Sarah Waters is a brilliant storyteller. Right from page one I was dragged into her world and could not escape. I read this book much more quickly than I would another book of the same page length. I took it everywhere with me and could not stop reading. Comparing it to Fingersmith, it didn't have as many twist and turns and excitement but then it is a different type of book. This is an atmospheric book and a splendidly well-crafted ghost story. Enjoy!


  1. I have heard such wonderful things about Sarah Waters books. I really need to read one. This one sounds very good. I'm glad you enjoyed it! Great review, Nicola.

  2. Congratulations on 100 books!

  3. I have not read anything by Sarah Waters, but if you are so happy when she comes out with a new book, it sounds like I'd better give her a try!

  4. I didn't actually read your review, because I just got my book yesterday, and am anxiously waiting to get started. I'm enjoying this buildup, and I can't wait!

    wow, 100? that's amazing.

  5. Congrats on 100 books!

    I really want to read this. Maybe next week...

  6. Congrats on 100 books, Nicola! A few weeks ago I hadn't heard anything about Sarah Waters, but now I'm seeing her name pop up all over the place! I just picked up Fingersmith on Friday and can't wait to read it.
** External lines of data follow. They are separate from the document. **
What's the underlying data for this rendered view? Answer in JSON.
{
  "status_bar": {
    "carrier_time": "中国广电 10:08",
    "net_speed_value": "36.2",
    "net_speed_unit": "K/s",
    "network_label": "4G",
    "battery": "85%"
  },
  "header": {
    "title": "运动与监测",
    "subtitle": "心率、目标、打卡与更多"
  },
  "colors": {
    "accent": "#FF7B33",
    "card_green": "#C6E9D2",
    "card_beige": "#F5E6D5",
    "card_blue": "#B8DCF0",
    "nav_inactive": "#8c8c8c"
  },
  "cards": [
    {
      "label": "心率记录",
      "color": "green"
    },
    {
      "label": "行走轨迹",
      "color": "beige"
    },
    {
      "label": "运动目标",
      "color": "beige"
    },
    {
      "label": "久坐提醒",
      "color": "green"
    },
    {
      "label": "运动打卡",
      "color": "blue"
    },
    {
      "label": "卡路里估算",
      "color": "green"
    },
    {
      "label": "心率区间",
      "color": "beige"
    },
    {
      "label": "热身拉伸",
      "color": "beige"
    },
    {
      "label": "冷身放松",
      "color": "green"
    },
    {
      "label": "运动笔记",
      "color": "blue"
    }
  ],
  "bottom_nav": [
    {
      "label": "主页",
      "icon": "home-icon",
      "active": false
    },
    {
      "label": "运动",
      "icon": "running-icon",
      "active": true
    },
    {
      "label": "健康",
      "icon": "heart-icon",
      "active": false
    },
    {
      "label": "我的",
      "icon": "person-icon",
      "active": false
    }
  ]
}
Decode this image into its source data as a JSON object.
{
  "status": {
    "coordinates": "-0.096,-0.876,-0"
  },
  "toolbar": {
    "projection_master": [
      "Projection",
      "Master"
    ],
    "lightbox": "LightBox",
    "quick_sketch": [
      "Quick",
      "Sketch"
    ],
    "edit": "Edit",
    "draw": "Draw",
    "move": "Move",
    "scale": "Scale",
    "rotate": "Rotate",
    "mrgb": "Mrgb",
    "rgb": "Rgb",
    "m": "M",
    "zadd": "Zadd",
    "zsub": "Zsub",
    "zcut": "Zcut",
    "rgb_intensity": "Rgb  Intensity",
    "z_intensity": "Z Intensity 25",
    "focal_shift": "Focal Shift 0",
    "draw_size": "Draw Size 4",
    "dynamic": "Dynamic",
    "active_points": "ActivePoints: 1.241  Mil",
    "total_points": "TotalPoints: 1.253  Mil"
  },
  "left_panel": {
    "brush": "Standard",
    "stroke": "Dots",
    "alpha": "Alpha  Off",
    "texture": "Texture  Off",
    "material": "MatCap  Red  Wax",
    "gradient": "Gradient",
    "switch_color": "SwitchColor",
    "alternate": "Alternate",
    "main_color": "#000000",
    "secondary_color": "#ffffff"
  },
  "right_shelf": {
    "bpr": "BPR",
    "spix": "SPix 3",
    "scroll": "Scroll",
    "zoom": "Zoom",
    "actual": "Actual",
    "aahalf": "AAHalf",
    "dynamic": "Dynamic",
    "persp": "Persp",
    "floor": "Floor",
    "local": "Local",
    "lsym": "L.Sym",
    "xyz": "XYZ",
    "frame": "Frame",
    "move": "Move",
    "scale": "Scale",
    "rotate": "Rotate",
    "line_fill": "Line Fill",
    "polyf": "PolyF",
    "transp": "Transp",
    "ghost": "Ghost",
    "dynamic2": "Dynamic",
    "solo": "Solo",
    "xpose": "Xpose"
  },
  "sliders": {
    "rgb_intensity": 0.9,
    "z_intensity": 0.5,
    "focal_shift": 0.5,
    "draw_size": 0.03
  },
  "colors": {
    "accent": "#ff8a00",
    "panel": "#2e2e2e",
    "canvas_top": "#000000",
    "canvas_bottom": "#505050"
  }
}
I'll keep this in mind for when I've finished--"brillant storyteller" definitely has my attention!

  7. I have never read a book by Sarah Waters. I think I might have to remedy that! This one sounds fantastic! Great review!!

    Congrats on 100 books! I'm really impressed. I'll be lucky to make 75 by the end of the entire year!

  8. Congrats on 100 books! I have this and Fingersmith on my TBR.

  9. Congratulations on 100 books! That is terrific.

    Great review, too - I really need to read something by Waters.

  10. Looking forward to this one; great post!